Tell us about your last book…

My last book was The Smart Woman’s Guide to Murder. It came out in May 2020 and is the first book in the Smart woman’s series. It’s also my debut crime novel. It’s a classic whodunnit updated with lots of dark humour. When a book club are snowed in at an isolated country house, the murders begin. The relationships between mother, daughter and sister are fraught from the beginning but to survive they have to try and put their differences aside. It’s been an absolutely wonderful experience having this first book published and I’ve been lucky enough to have it on a few Best Books of 2020 lists. It’s also been announced as a finalist in the People’s Book Prize which is really lovely as it’s a people’s choice award where anyone can vote.

What’s coming next…

Book 2 in the series – Body on the Island – is coming out on 23rd February. I’m really excited about this one as it follows the characters who survive the first book. They decide they actually weren’t very good at surviving so embark on a Bear Grylls’ style survival course and end up on an uninhabited island when the murders begin. It’s a little bit darker than the first one but with lots of opportunity for comedy as well. They’re not really the best characters to find themselves on a survival course! I had a lot of fun writing this one. There was also scope with this book to open up the more supernatural elements of the book that were hinted at in the first one. It’s quite a scary environment they find themselves in with lots of old folk tales and legends. These were fantastic to research.

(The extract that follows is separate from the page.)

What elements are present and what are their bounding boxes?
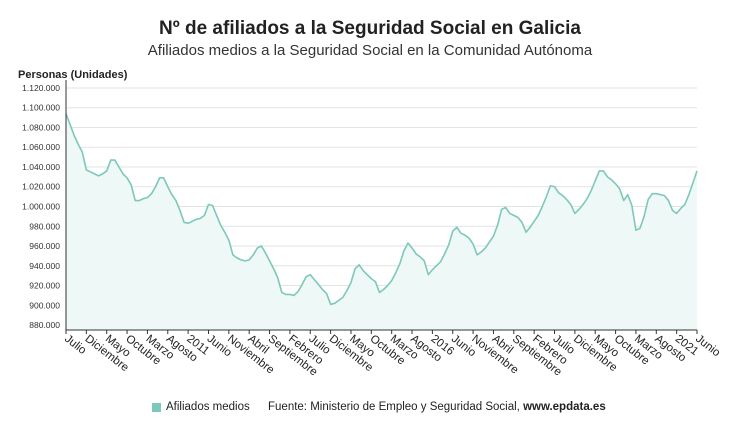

Anything else you want to share?

Here’s the link to my book https://geni.us/smartwomanvictoria

I’ll be speaking at various festivals this year about Agatha Christie. If you’d like to read my Adapting Agatha series, here’s the link Adapting Agatha – Victoria Dowd

If you want to vote in the People’s Book Prize this is the link. THE SMART WOMAN’S GUIDE TO MURDER | Peoples Book Prize




Victoria is the author of The Smart Woman’s Guide to Murder and the follow up book, Body on the Island. They are a dark comic take on the classic whodunnit.

She is also an award winning short story writer, winning the Gothic Fiction prize. She was runner up in The New Writer’s writer of the year award and her work has been short listed by Writers’ Forum magazine. She was also long-listed for The Willesden Herald International Short Story Competition. Her work has been published in various magazines.

After studying at Cambridge, she was a barrister for many years.


Thanks Victoria, I’m looking forward to reading the Guide, and best of luck with Body on the Island.